The third incident was a dispute over alleged incursions on private property, another common cause of conflict during busy salmon years. Ron Burnett, who identified himself as a property caretaker, reportedly asked an angler to move belongings that were too close to a house. A fracas ensued, which ended with Burnett putting his hand on the man’s throat and them both tumbling into the water.
No charges were filed.
According to Burnett, Humpy years are tough for fishermen and property residents alike; most try to be respectful of each other but transgressions do occur. Sometimes it’s trespassing fishermen, and others overzealous property owners.
“Most of the guys are pretty congenial… but there is once in a while that person,” Burnett said. “It’s that guy that ruins it for everyone else. That’s a tragedy because a lot of kids catch fish from the beach.

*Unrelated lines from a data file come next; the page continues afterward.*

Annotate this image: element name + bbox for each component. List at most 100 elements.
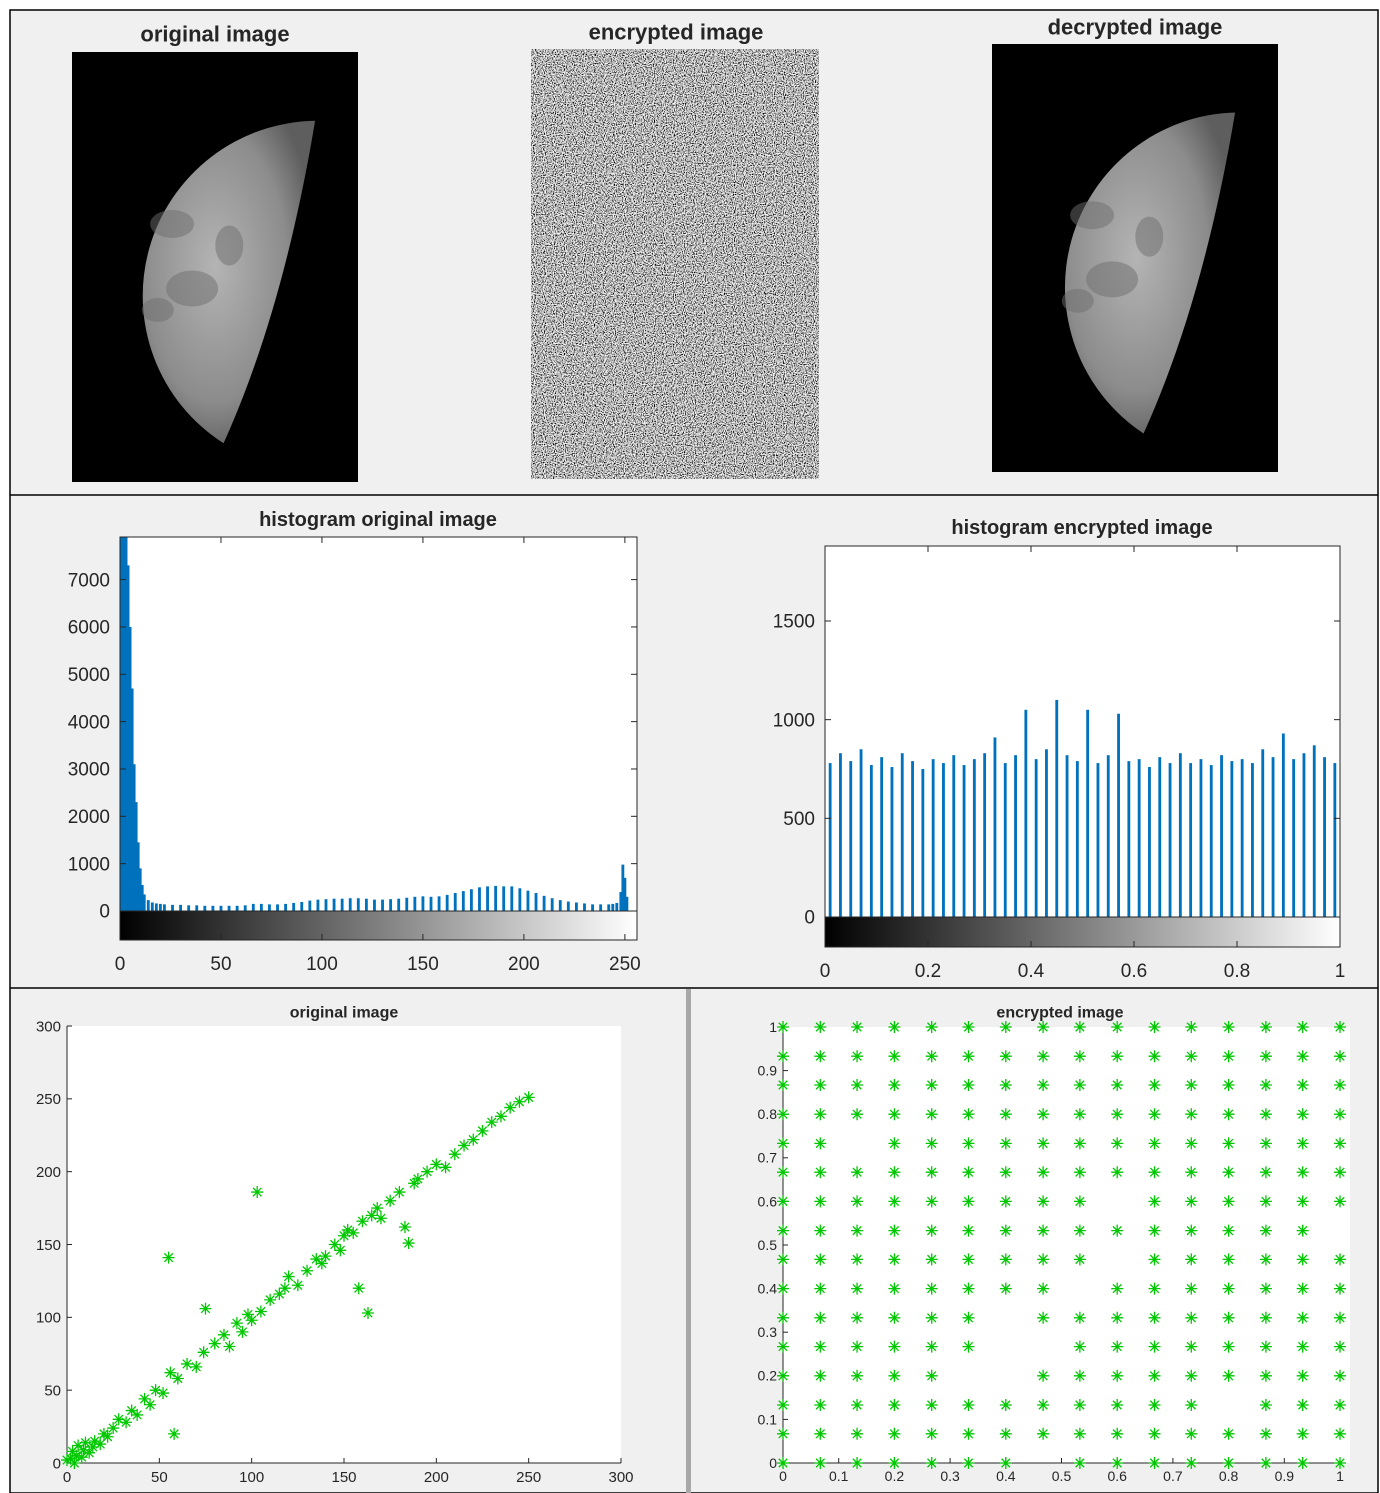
scatter-point bbox=[777, 1457, 789, 1469]
scatter-point bbox=[1000, 1283, 1012, 1295]
y-tick-label: 200 bbox=[36, 1164, 61, 1181]
scatter-point bbox=[1223, 1283, 1235, 1295]
chart-title: encrypted image bbox=[996, 1005, 1123, 1022]
scatter-point bbox=[1149, 1399, 1161, 1411]
scatter-point bbox=[851, 1341, 863, 1353]
scatter-point bbox=[1185, 1399, 1197, 1411]
scatter-point bbox=[962, 1253, 974, 1265]
scatter-point bbox=[384, 1195, 396, 1207]
bar bbox=[1148, 767, 1151, 917]
scatter-point bbox=[1223, 1137, 1235, 1149]
scatter-point bbox=[1037, 1399, 1049, 1411]
y-tick-label: 0 bbox=[53, 1455, 61, 1472]
scatter-point bbox=[523, 1091, 535, 1103]
x-tick-label: 250 bbox=[609, 954, 641, 975]
scatter-point bbox=[777, 1225, 789, 1237]
bar bbox=[518, 888, 521, 911]
bar bbox=[357, 898, 360, 911]
bar bbox=[187, 905, 190, 911]
bar bbox=[333, 899, 336, 911]
y-tick-label: 6000 bbox=[68, 618, 110, 639]
bar bbox=[1179, 753, 1182, 917]
bar bbox=[1117, 714, 1120, 917]
bar bbox=[1097, 763, 1100, 917]
y-tick-label: 0.8 bbox=[758, 1106, 778, 1122]
scatter-point bbox=[1297, 1079, 1309, 1091]
scatter-point bbox=[1037, 1195, 1049, 1207]
scatter-point bbox=[1074, 1166, 1086, 1178]
scatter-point bbox=[1185, 1428, 1197, 1440]
scatter-point bbox=[1185, 1195, 1197, 1207]
scatter-point bbox=[888, 1341, 900, 1353]
encrypted-noise bbox=[531, 49, 819, 479]
bar bbox=[963, 765, 966, 917]
scatter-point bbox=[851, 1399, 863, 1411]
scatter-point bbox=[1074, 1108, 1086, 1120]
scatter-point bbox=[1334, 1312, 1346, 1324]
scatter-point bbox=[926, 1108, 938, 1120]
bar bbox=[341, 899, 344, 911]
moon-mare bbox=[166, 271, 218, 307]
scatter-point bbox=[1297, 1225, 1309, 1237]
bar bbox=[316, 900, 319, 911]
scatter-point bbox=[467, 1134, 479, 1146]
bar bbox=[260, 904, 263, 911]
scatter-point bbox=[1000, 1399, 1012, 1411]
scatter-point bbox=[962, 1283, 974, 1295]
scatter-point bbox=[1111, 1399, 1123, 1411]
bar bbox=[615, 903, 618, 911]
bar bbox=[349, 898, 352, 911]
bar bbox=[942, 763, 945, 917]
scatter-point bbox=[851, 1370, 863, 1382]
scatter-point bbox=[301, 1265, 313, 1277]
scatter-point bbox=[1149, 1370, 1161, 1382]
bar bbox=[1303, 753, 1306, 917]
scatter-point bbox=[1149, 1283, 1161, 1295]
scatter-point bbox=[1334, 1457, 1346, 1469]
moon-mare bbox=[1070, 201, 1114, 229]
bar bbox=[1169, 763, 1172, 917]
scatter-point bbox=[1037, 1312, 1049, 1324]
moon-mare bbox=[1086, 261, 1138, 297]
scatter-point bbox=[1185, 1312, 1197, 1324]
scatter-point bbox=[1260, 1195, 1272, 1207]
scatter-point bbox=[1297, 1108, 1309, 1120]
scatter-point bbox=[777, 1253, 789, 1265]
scatter-point bbox=[1149, 1428, 1161, 1440]
bar bbox=[163, 904, 166, 911]
scatter-point bbox=[1223, 1079, 1235, 1091]
bar bbox=[551, 898, 554, 911]
scatter-point bbox=[1000, 1079, 1012, 1091]
plot-area bbox=[783, 1027, 1350, 1463]
scatter-point bbox=[181, 1358, 193, 1370]
bar bbox=[901, 753, 904, 917]
scatter-point bbox=[814, 1428, 826, 1440]
scatter-point bbox=[292, 1279, 304, 1291]
bar bbox=[308, 901, 311, 911]
scatter-point bbox=[1223, 1108, 1235, 1120]
scatter-point bbox=[1260, 1399, 1272, 1411]
scatter-point bbox=[777, 1370, 789, 1382]
bar bbox=[1066, 755, 1069, 917]
scatter-point bbox=[1000, 1253, 1012, 1265]
bar bbox=[1024, 710, 1027, 917]
scatter-point bbox=[1334, 1283, 1346, 1295]
x-tick-label: 100 bbox=[306, 954, 338, 975]
x-tick-label: 150 bbox=[331, 1469, 356, 1486]
scatter-point bbox=[1260, 1370, 1272, 1382]
bar bbox=[1333, 763, 1336, 917]
scatter-point bbox=[1185, 1137, 1197, 1149]
bar bbox=[1035, 759, 1038, 917]
scatter-point bbox=[1223, 1021, 1235, 1033]
x-tick-label: 0.4 bbox=[1018, 961, 1045, 982]
y-tick-label: 1000 bbox=[773, 710, 815, 731]
scatter-point bbox=[1334, 1050, 1346, 1062]
scatter-point bbox=[1000, 1137, 1012, 1149]
scatter-point bbox=[264, 1294, 276, 1306]
x-tick-label: 0 bbox=[115, 954, 126, 975]
scatter-point bbox=[777, 1341, 789, 1353]
scatter-point bbox=[777, 1312, 789, 1324]
scatter-point bbox=[888, 1457, 900, 1469]
y-tick-label: 0.7 bbox=[758, 1150, 778, 1166]
scatter-point bbox=[814, 1283, 826, 1295]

Often it’s their first fish.”
Joe Zante, a Bothell resident who described himself as a regular patron of the Clinton ferry during pink years, said Bush Point is largely a pleasurable place to fish. There are a few fishermen who don’t like to share space, and once in a while there is a run-in with property owners, but he’s never had those problems himself, he said. The key to staying out of trouble is to treat everyone with respect and remember a certain philosophy.
“It is a privilege to go fishing,” he said.
Also, it’s whole lot more fun to focus on the fish.